O’Neal concurs. “It’s like our report card, and it gives us great feedback, because you get a picture of the whole entire system and how well our shop is performing overall. We are a team; each one standing with the other.”

Key Players

In addition to regular training and meticulous attention to maintenance schedules, meeting some of the group’s ambitious goals—particularly those involving money-saving initiatives—are feasible through the efforts of the department’s dedicated project manager, Patrick Guinle.

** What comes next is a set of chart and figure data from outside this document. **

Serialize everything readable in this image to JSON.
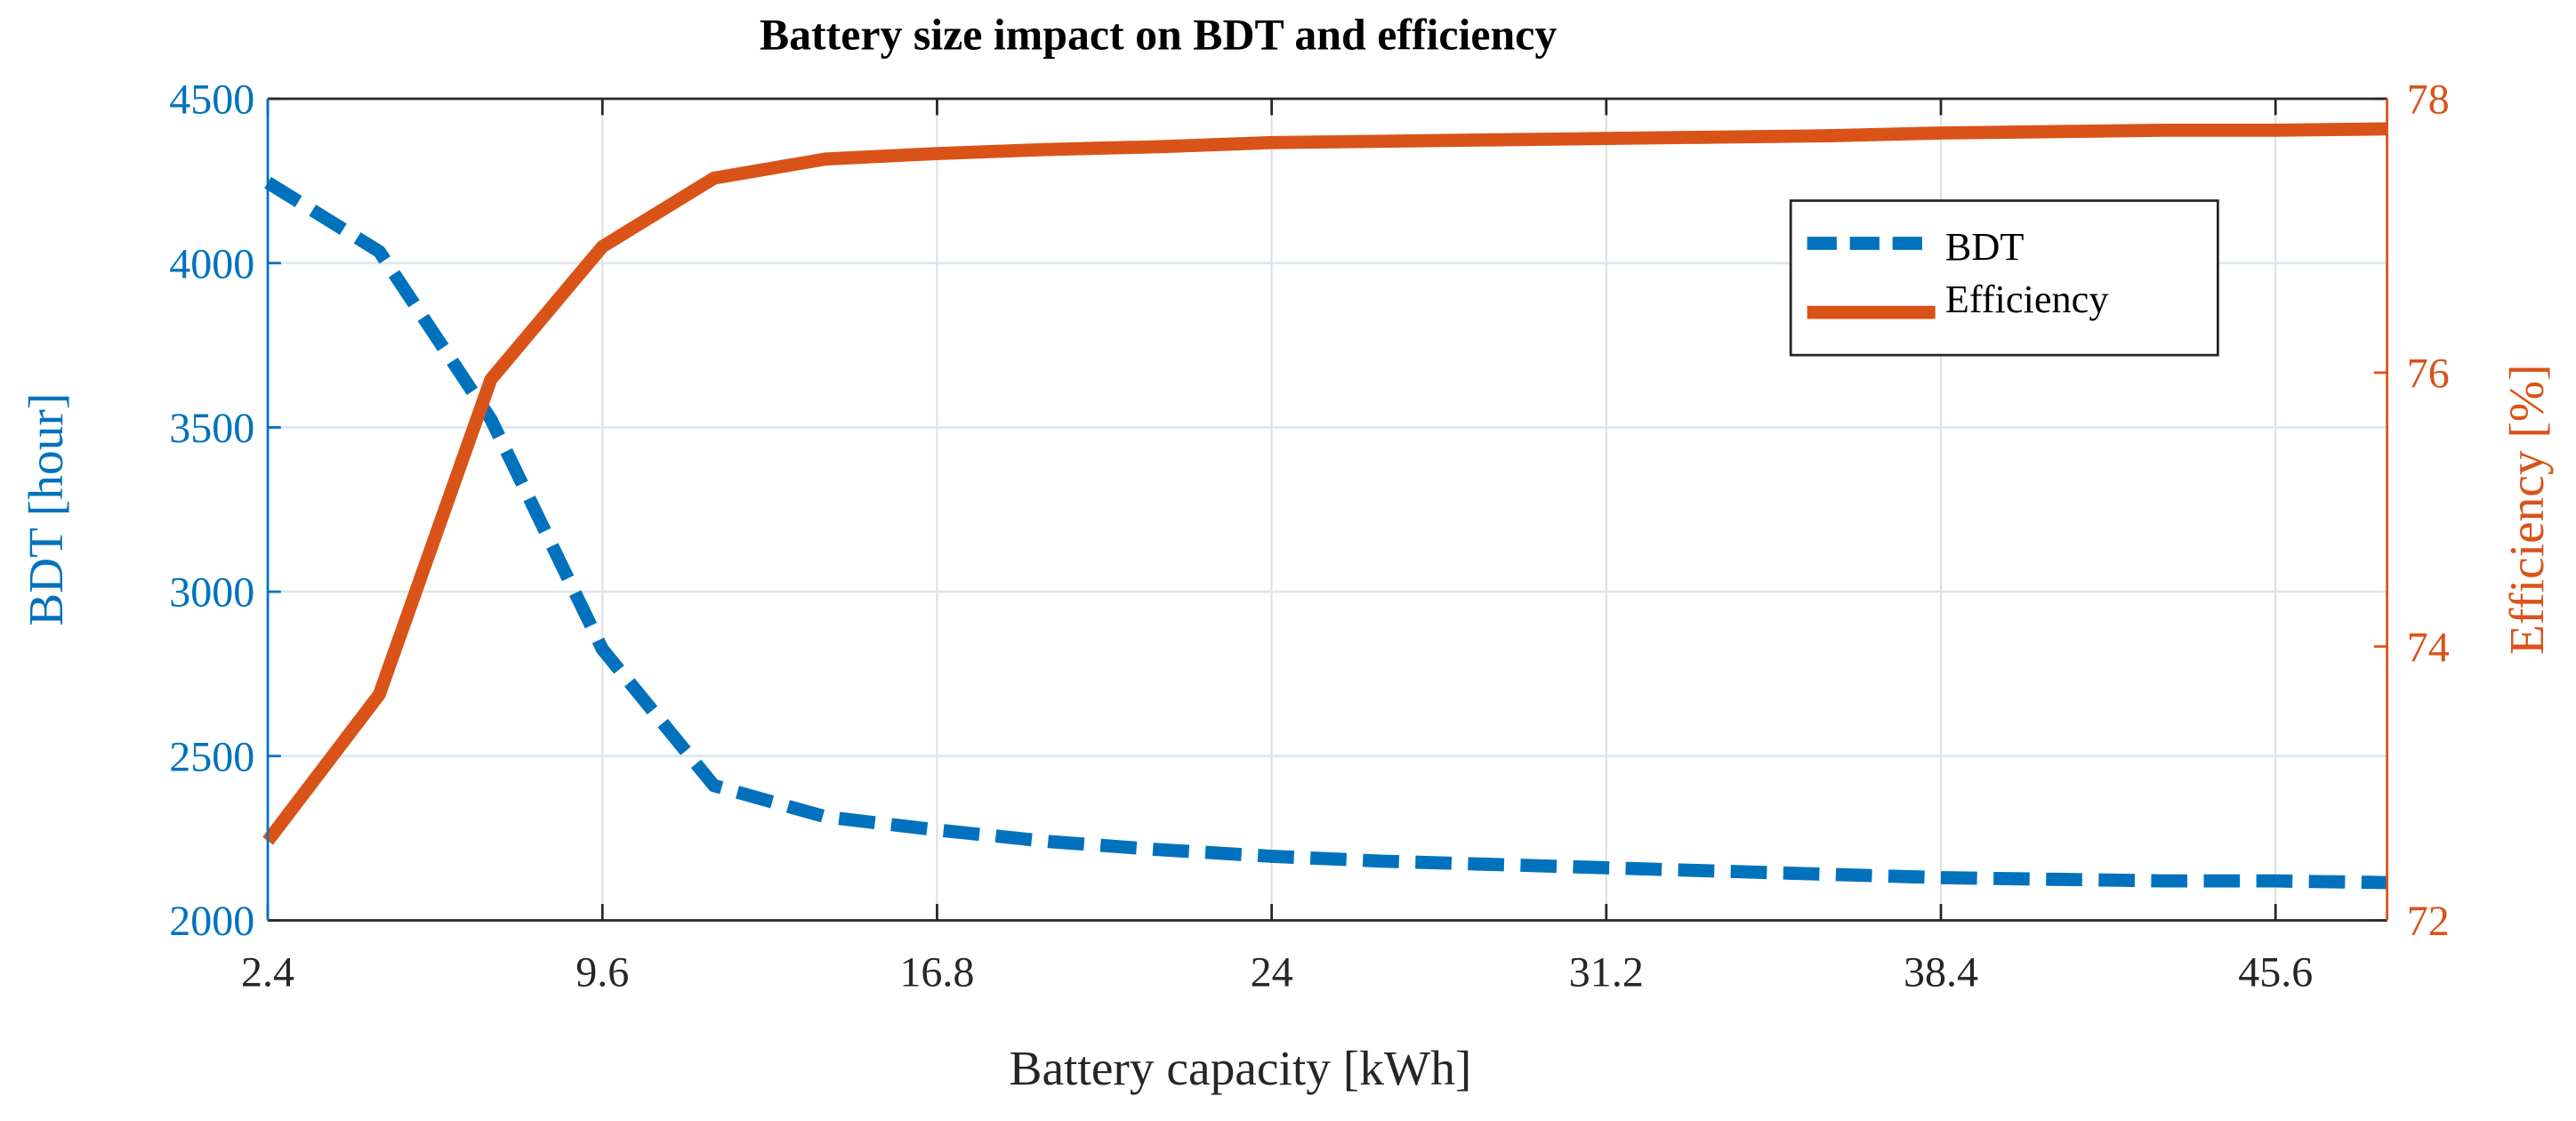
{
  "chart_data": {
    "type": "line",
    "title": "Battery size impact on BDT and efficiency",
    "xlabel": "Battery capacity [kWh]",
    "ylabel_left": "BDT [hour]",
    "ylabel_right": "Efficiency [%]",
    "xlim": [
      2.4,
      48
    ],
    "ylim_left": [
      2000,
      4500
    ],
    "ylim_right": [
      72,
      78
    ],
    "xticks": [
      "2.4",
      "9.6",
      "16.8",
      "24",
      "31.2",
      "38.4",
      "45.6"
    ],
    "yticks_left": [
      "2000",
      "2500",
      "3000",
      "3500",
      "4000",
      "4500"
    ],
    "yticks_right": [
      "72",
      "74",
      "76",
      "78"
    ],
    "grid": true,
    "legend_position": "top-right",
    "x": [
      2.4,
      4.8,
      7.2,
      9.6,
      12,
      14.4,
      16.8,
      19.2,
      21.6,
      24,
      26.4,
      28.8,
      31.2,
      33.6,
      36,
      38.4,
      40.8,
      43.2,
      45.6,
      48
    ],
    "series": [
      {
        "name": "BDT",
        "axis": "left",
        "style": "dashed",
        "color": "#0072BD",
        "values": [
          4245,
          4035,
          3525,
          2825,
          2410,
          2315,
          2275,
          2240,
          2215,
          2195,
          2180,
          2170,
          2160,
          2150,
          2140,
          2130,
          2125,
          2120,
          2120,
          2115
        ]
      },
      {
        "name": "Efficiency",
        "axis": "right",
        "style": "solid",
        "color": "#D95319",
        "values": [
          72.58,
          73.65,
          75.95,
          76.92,
          77.42,
          77.56,
          77.6,
          77.63,
          77.65,
          77.68,
          77.69,
          77.7,
          77.71,
          77.72,
          77.73,
          77.75,
          77.76,
          77.77,
          77.77,
          77.78
        ]
      }
    ]
  }
}
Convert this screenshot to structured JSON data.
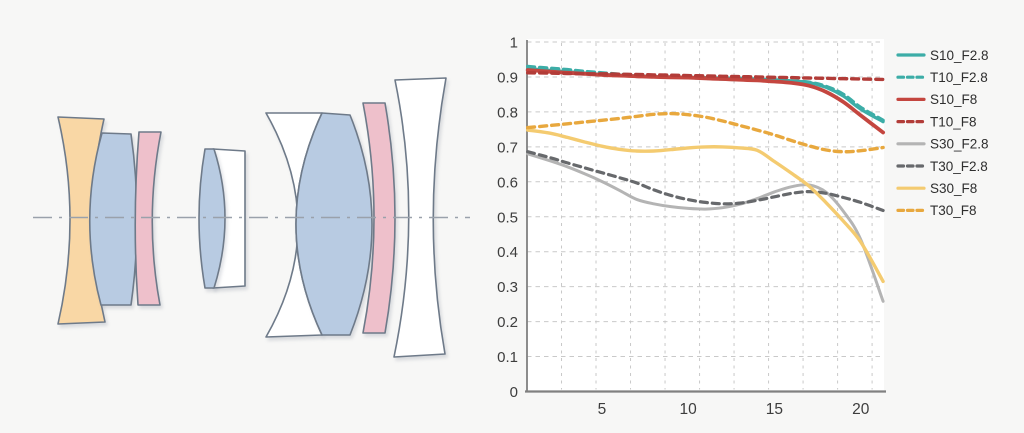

The project manager’s job is twofold, according to Cook. For capital acquisitions and other sizable projects, such as the hospital’s recent replacement of telemetry monitors, he will meticulously review vendor quotes to determine which items can be eliminated from the contract or can be purchased from a third-party vendor at a better price. He also maintains a familiarity with the health network’s stock of unused equipment, to identify where available (and already-owned) items can be incorporated into a new project or acquisition.

“By doing those two things, he can scale down a quote pretty considerably,” Cook says. In fact, in the last year, the project manager has helped the biomed department save or delay capital expenditures in the amount of $1.1 million. More than $100,000 was saved just in the order for the new telemetry system by axing unnecessary items. Still, the project manager’s focus isn’t solely on cutting numbers. “He evaluates all aspects of the project, and in some cases we will upgrade part of it because in the long run it will be better for the hospital and its patients. It’s not always about saving money. It is about getting the right order placed with the vendor.”

Because a project manager sits on the staff, the biomeds are freed from the balancing act that many engineers find themselves performing between projects and service.

“Having a project manager increases that level of expertise,” Flick says. “As a biomed, or a diagnostic imaging engineer, we are really good at what we do. For the project manager, he is really good at that. Because I’m not as practiced at project management, I might overlook something as simple as, what does our power rating have to be for a particular piece of equipment we’re looking to buy or do we have enough network drops, for example.” He adds that not having to split his time improves his quality of work.

While responsible for making recommendations, the project manager works closely with the techs when deciding what systems and equipment to purchase—a collaboration made easier by his years of experience as an engineer. For shops considering the addition of this type of position, Cook recommends securing a highly experienced biomed.

“The project manager was born out of the shop,” O’Neal says, who believes it’s critical that anyone holding this role be a seasoned biomed. “That way, they realize the most valuable information. They know the equipment and how it impacts patients, and how the biomed world works overall, which is something you can only get from being a biomed.”

“They need to have been in the field at least 10 years so they can comprehend the different dynamics involved, because the projects are going to vary widely,” Cook says. With the right person, the position can pay for itself. “For a long time, this role was part of the engineers’ regular jobs, but their time was divided between trying to make repairs on systems and trying to deal with projects at the same time. This way, we can empower everyone to perform their jobs to the best of their abilities.”